Ademais, as deliberações dos deputados federais com relação ao arremedo de minirreforma política que se dá neste ano de 2017 consubstanciam-se como um exemplo palmar de como ocorre a perseverança de valorização de suas mesquinhas vantagens moldadas a fim de garantir a reeleição dos atuais ocupantes da Câmara Federal em detrimento de soluções que visem, efetivamente, ao aprimoramento de nossas práticas eleitorais e partidárias.

Já os proprietários das empresas privadas, por seu turno, sentiram-se à vontade para dar sequência a seus avanços desonestos sobre as entidades públicas. Em alguns casos os grandes empresários ou aqueles mais desavergonhados ampliaram sua nefasta e maléfica intervenção de sorte a surrupiarem grandes quantias e a comprar grande número de políticos. Enfim, a corrupção parece ter-se defrontado com um clima altamente favorável ao seu crescimento.

Por sua vez, o poder Executivo, por via de regra colocado a serviço dos ricos e poderosos, sofreu, ao que tudo indica, uma degenerescência ainda mais acentuada sobretudo a contar da ascensão ao poder central de Luiz Inácio da Silva.

A resposta a tal degradação veio do poder Judiciário o qual, embora sempre se tenha distinguido por sua morosidade e falta de efetiva operosidade, recebeu um inédito impulso renovador lastreado na Operação Lava Jato à qual se deve o início de uma eventual mudança expressiva na vida política e socioeconômica do Brasil. Ainda se trata, lembremos, apenas de uma promessa de avanço para um patamar nunca alcançado pela sociedade brasileira. A permanência de tal processo não depende, obviamente, tão somente das ações da Lava Jato, mas, sim, do engajamento da população na efetivação da perspectiva de melhora ora vivenciada. Vale dizer, a esta Operação, descontados seus poucos enganos, devemos, como anotado acima, um verdadeiro arranque capaz de nos levar ao encontro de um Brasil tamanhamente almejado desde há muito.
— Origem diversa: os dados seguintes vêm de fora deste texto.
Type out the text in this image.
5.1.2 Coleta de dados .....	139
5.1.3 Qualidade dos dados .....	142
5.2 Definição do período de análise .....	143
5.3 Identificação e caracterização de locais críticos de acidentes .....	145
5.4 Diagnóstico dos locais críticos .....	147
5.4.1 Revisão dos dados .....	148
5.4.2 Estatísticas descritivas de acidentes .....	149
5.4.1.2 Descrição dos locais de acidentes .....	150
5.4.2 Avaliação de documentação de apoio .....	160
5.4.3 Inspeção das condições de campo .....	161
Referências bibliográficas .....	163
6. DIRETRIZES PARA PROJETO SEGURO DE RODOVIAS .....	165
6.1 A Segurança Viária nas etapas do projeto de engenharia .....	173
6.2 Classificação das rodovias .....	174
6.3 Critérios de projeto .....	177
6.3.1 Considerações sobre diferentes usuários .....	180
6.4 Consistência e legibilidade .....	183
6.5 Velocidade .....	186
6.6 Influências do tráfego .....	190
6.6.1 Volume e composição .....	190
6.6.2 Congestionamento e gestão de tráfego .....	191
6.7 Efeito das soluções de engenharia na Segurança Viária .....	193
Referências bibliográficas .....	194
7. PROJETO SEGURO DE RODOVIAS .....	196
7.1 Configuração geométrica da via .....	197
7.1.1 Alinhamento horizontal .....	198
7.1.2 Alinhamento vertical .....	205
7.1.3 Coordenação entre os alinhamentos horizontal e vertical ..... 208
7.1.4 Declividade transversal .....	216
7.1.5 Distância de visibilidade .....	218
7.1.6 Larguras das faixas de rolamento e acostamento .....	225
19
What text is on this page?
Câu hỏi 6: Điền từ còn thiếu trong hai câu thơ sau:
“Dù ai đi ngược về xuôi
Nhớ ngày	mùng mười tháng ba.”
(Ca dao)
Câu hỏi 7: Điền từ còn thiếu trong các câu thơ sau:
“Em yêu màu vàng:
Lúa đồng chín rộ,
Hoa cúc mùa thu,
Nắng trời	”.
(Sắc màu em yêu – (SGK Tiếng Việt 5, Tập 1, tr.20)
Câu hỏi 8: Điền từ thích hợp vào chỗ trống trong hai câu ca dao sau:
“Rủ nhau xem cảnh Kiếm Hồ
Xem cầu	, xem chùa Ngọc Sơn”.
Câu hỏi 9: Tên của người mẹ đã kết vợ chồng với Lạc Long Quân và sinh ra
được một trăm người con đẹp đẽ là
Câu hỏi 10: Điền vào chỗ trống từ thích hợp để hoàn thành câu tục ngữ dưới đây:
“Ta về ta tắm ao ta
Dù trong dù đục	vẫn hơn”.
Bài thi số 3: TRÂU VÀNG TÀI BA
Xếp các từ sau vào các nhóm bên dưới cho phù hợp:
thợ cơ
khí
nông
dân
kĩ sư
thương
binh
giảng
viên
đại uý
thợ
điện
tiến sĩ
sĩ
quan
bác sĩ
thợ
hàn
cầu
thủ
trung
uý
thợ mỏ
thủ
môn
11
Nossa população que se mostrou altamente ativa em junho de 2013 também parece ter ganho a contar de então uma superior consciência mobilizadora. Também é verdade que a massa popular tem demonstrado um grande desapreço relativamente aos atuais políticos e partidos de sorte a levar alguns analistas a postularem ter sido ela aprisionada pela passividade. Não obstante, é possível que tal falta de ação seja apenas aparente, pois a população pode ter delegado à Operação Lava Jato a tarefa de combater a corrupção e as condições políticas deprimentes hoje imperantes. Assim, não nos encontraríamos diante de um afastamento ou da apatia daqueles exigentes ocupadores das ruas em 2013 os quais estariam a esperar as melhorias derivadas da Operação Lava Jato. 

Como sabemos, a própria Operação conhecerá seu fim cabendo, pois, à massa popular respaldar e perenizar as ações necessárias à concretização das mudanças ora divisadas. Em face de tal fato resta a amarga pergunta dirigida pelo momento histórico ora vivenciado ao eleitorado brasileiro: estará ele preparado para enfrentar as árduas tarefas que lhe são impostas? Infelizmente é preciso reconhecermos que não há resposta definitivamente positiva para tal questionamento. 

 

* Professor Livre-docente aposentado.